The astropy project had a discussion on tradeoffs surrounding a TimeSeries class for astronomical applications in their ongoing Proposal for Enhancement. There are some subtle discussions distinguishing two types of time series:

sampled time series that sum up a count rate observed over a time interval, such as how many photons were received from a telescope sensor in a 30 minute interval
event data that are timestamps of discrete events, such as the energy of single proton measured at the instant of impinging a sensor.

The distinction essentially comes down to sparsity-- populating zeros in between infrequent/discrete events is wasteful.

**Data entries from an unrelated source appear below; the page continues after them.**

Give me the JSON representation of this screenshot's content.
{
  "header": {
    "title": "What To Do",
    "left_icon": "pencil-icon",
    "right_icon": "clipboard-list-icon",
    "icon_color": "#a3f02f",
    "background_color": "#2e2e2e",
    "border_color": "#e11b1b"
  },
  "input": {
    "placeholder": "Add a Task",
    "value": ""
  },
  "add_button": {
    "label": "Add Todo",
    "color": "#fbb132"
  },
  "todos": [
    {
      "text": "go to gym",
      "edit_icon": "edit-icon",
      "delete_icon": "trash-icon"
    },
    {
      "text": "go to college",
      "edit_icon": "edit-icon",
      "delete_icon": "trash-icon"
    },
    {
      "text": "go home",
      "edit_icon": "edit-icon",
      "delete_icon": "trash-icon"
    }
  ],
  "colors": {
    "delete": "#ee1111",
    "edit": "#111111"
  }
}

Here at the NASA Kepler/K2 Guest Observer Office we focus on high-precision flux time series: the brightness of a star measured every 30 minutes for four years, with a quarterly gaps for transmitting the telescope data back to Earth. You can see that this acquisition rate yields a modest amount of data by the standards of audio: our “impressive” 70,000 time samples is acquired in under 2 seconds of single channel 44.1 kHz audio.

Some other distinctions: our time series data come with metadata headers that are generally preserved in our objects. Each time sample possesses columns (multichannels) of mixed data types: time, flux (float), flux uncertainty, quality flag (int), quality mask (bool), sky coordinate xy movement. Our in-house toolkit lightkurve deals with this time series data, with tons of application-specific pre-processing steps that wouldn’t matter much for a general time series class. The name nods to the convention of “light curves” rather than the audio-familiar waveforms.

We do frequency-domain analysis with FFTs all the time with some slight differences: we use an algorithm that can support unevenly sampled time spacings. We occasionally do spectrogram analysis, but you can see that a 70,000 sample signal can only be cut into 175 bins of nfft=400, which makes for a crude spectrogram.

Astronomers use scalable Gaussian Process analysis all the time. Popular frameworks are tailored towards 1D time series astronomy, but could (and should?) apply more broadly to time series applications that care about uncertainty quantification or probabilistic prediction. The GPyTorch framework is promising, and I aspire to create astronomy-specific demos to advertise this library more widely to astronomers. The fixed time sample size of audio makes it amenable to some of the geometric assumptions of GPyTorch.

Those are some thoughts for now. Very curious to see how these themes evolve!